Wednesday, August 27, 2014

<言葉(ことば)>の<葉(は)>とは何か?


<言葉(ことば)>は<ことのは>の略といわれているが、<こと>はごく一般的なモノ、コトのコトではなく<ひとこと>、 <かたこと>と言うように<こと>だけで<ことば>の意がある。<こと(koto)>は<かたる(kata-ru)>の音韻変化とも考えられ、関連語だろう。<かたこと>の<かた>は<かたほう(片方>、<かたはし(片端)>の<かた>で、<一方のはし(端)>の意味に近い。それでは<ことのは>の<は>はいったいなにか?<ことば>は漢字で書くと<言葉>で<言 の葉>、すなはち<ことの葉>となるが、<葉>は当て字だろう。<ことば>と<木の葉>は結びつきにくい。やまとことばの名詞の<は>には、葉以外に歯、刃が ある。歯は口にあるので物理的に、または人体器官で関係があるが、<こと>自体に物理的に、または人体器官とは関係のない<ことば>の意があるので、検討の余地がある。するどい言い方や、人を殺したり、傷つけたりする<ことば>もあるが、刃も<ことば>と結びつきにくい。ただし、葉、歯、刃がまったく関係ないとはいえない。もっとも<やまとことば>の特徴でいえば、葉(は)、歯(は)、刃(は)は元来(大昔)は同類だったのだ。

<はし>という言葉がある。<はし>は意味によって橋、端、嘴、箸の漢字が当てられる。最後の箸は東京アクセントではイントネーションが違う。嘴(はし)はほ とんど独立しては使われず、実際使われるのは<口ばし>の<ばし>ぐらいだ。長い<口ばし>は箸(はし)と同じよう役目をする。ところで、手もとの辞書に よると端の<はし>の<し>は接辞で<は>が端の意味をになっている。橋は、川の両岸にかぎらず、離れた二つの端(はし)-を結びつける役目があり、<橋 をつくる>ではなく<橋をかける>という言い方が普通で、<かけ橋>とも言う。<かけ橋>は長すぎるにで<はし>になったと考えられる。<はしけ>という モノがあるが、これは同じ辞書によると<はしけ>の<はし>は<橋>ではな<く端>の意、<け>は接辞という説明だ。話が少しそれたが、<はし>の元来の 意味は<端>の意で 、<し>が接辞であるので、<は>が<端>の意ということになる。<ことのは>の<は>はかなりの高確率でこの<は>だろう。

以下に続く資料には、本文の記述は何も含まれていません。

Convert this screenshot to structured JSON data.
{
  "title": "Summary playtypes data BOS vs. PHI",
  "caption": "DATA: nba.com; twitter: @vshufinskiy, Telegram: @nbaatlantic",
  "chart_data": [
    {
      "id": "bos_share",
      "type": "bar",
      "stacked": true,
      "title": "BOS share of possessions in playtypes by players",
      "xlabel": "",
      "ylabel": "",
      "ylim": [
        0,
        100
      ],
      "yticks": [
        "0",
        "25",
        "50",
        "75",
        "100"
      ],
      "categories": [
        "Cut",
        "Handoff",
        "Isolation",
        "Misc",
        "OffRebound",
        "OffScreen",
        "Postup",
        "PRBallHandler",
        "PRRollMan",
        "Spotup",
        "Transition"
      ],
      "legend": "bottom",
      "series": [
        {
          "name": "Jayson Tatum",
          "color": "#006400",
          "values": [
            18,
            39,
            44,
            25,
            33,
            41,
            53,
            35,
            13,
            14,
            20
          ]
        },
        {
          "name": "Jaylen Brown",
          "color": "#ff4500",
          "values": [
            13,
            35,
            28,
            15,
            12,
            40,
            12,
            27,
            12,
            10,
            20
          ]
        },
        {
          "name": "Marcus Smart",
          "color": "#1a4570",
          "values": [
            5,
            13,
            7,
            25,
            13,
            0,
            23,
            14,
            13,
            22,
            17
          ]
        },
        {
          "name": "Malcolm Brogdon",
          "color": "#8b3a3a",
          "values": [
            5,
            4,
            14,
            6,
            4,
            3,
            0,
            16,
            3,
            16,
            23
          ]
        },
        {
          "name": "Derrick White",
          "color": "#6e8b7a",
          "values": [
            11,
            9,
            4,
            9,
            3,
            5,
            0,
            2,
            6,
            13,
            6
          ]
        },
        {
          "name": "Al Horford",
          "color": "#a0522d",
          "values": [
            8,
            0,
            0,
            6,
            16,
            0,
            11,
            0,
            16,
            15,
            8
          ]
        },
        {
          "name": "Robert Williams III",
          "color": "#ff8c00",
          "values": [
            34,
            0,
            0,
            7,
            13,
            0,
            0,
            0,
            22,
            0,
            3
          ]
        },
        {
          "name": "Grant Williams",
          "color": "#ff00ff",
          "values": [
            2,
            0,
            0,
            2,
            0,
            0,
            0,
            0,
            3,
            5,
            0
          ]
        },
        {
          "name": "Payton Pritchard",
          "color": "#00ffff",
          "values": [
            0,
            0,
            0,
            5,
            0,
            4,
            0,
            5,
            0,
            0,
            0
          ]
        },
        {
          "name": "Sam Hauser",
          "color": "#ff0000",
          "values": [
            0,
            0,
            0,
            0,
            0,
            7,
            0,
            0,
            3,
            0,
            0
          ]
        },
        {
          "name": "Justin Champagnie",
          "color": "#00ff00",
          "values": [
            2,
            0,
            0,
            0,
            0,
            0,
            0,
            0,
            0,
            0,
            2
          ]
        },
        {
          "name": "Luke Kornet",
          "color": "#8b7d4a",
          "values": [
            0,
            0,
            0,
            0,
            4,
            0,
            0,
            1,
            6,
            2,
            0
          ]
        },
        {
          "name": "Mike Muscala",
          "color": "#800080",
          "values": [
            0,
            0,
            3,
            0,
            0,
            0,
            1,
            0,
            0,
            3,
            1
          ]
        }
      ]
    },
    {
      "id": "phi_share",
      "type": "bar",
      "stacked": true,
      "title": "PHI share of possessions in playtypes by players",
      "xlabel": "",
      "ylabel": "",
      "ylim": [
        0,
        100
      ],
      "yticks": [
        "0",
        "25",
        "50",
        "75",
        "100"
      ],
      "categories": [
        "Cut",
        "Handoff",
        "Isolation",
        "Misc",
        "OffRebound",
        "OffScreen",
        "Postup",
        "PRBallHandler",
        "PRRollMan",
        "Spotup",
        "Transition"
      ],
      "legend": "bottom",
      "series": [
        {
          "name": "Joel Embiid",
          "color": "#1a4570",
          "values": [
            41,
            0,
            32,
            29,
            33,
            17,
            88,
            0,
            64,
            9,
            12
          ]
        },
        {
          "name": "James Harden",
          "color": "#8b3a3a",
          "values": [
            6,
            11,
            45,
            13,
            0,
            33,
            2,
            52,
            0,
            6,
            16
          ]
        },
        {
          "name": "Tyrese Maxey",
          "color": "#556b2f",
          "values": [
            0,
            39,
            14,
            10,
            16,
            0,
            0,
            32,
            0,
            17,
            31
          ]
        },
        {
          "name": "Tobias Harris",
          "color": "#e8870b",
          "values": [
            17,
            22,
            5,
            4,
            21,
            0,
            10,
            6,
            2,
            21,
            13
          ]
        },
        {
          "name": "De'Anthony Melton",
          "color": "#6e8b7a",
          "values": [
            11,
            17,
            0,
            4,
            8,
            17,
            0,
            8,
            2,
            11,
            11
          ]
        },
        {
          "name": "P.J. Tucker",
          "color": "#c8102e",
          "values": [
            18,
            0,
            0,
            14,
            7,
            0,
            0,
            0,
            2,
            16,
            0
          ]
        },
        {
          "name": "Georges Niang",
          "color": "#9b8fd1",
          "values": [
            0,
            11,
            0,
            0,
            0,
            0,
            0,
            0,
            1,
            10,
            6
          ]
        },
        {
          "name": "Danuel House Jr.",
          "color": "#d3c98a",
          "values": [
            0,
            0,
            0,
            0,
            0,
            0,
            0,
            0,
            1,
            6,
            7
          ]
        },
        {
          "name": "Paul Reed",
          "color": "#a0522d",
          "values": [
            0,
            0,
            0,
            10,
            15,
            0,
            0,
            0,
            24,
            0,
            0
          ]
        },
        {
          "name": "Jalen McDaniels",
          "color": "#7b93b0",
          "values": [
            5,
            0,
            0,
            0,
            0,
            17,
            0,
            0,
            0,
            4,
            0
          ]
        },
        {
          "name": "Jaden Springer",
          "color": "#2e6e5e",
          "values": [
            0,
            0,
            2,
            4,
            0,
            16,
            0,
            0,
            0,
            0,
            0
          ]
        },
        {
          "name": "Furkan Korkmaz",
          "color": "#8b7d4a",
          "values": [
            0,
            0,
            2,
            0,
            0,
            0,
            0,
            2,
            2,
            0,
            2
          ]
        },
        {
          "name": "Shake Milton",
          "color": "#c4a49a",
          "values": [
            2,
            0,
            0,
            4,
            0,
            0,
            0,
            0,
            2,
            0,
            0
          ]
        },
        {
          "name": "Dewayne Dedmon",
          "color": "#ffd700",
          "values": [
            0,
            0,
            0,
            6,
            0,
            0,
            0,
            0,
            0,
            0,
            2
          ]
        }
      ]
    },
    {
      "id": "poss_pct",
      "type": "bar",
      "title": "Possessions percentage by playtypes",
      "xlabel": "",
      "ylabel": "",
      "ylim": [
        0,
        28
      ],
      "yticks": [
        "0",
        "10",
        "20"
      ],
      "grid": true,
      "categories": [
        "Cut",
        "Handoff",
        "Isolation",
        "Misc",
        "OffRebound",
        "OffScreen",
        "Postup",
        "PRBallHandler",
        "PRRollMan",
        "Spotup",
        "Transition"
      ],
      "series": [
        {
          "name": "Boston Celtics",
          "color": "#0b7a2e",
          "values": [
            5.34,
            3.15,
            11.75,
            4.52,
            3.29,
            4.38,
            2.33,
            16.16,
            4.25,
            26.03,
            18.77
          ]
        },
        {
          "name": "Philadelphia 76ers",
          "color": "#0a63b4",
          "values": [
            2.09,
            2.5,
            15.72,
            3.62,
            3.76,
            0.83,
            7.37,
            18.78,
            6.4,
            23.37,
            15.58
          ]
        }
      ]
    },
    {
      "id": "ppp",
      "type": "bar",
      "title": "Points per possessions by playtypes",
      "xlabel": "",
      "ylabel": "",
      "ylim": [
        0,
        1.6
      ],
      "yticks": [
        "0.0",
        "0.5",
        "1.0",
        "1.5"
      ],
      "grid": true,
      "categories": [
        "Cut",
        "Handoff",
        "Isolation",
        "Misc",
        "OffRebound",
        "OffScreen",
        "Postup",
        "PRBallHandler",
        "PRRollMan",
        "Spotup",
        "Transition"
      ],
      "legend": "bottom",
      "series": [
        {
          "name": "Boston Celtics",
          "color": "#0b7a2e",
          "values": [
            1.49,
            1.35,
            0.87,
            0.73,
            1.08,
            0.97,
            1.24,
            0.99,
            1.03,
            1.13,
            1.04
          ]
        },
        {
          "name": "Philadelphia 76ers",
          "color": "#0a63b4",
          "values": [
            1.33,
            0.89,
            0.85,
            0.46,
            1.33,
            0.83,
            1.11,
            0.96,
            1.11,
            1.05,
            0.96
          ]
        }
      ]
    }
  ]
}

<はし(端)>は物理的には<線状のものの終わり、または終わりに近い部分>のことを指す。また<はしくれ>、<かたはし(かたすみ)>、<東京のはし(*) (東京のはずれ)>などのように使われ、中心(やまとことばは<かなめ>か)の反義語で、<あまり重要でない>ところ、、モノ、コトをあらわすようだ。こ の<はし(端)>が言葉の<こと>とどう結びつくのか? 実際に言葉を話す場合を考えると、

1)時間の経過とともにいった言葉は過ぎ去っていく。時間軸(線状)で考えれば、端の方へどんどん離れていく。おもしろいのは方向で、前の方でも後ろの方でも言いようだ。

2)面(2次元)、立体(3次元)で考えると、まわりの端の方へどんどん離れていく。

2) の場合は円状、球面状に離れていくのだが(出所からの距離は半径になる)、この場合は<はし(端)>というよりは<へり>というやまとことばがいいが、これ以外にも<ふち>、<まわり>、 <さかい>、<きわ>などがある。もっともこれは円状、球状にかぎらず、四方形、立法体の周辺にも使われる。<窓ぎわ>は<窓のきわ>ではなく、<窓があるきわ>の意で、窓は<きわ>にあるのが普通で、窓は内外(うちそと)の堺(さかい=きわ)になっている。<へり立つ>という言葉はないが<きわ立つ> はある。<きわ立つ>は<アウトラインが目立つ>で、<はっきり見える>ことだ。

あえて結論をいうと、<ことのは>の<は>は<あまり重要でない>ところ、モノ、コトをあらわす<はし>。<言葉の尻をとらえる>という言い方があるが、<言葉のはしをとらえる>ともいう。いい意味ではないが、上で述べた<かたこと>とともに言葉の特徴をうまくあらわている。言葉はウソも本当も伝える、伝えてしまうのだ。言葉は使い、役立てることができる反面使われてしまわれ、害をもたらす面もある。


 (*)<東京物語>(古いほう)の中国語版(ビデオ)を見たことがあるが、足立区か荒川区の住まいの場所<東京のはし>を<東京的橋>と訳していた。<端>は<橋>ほどの具体性がない。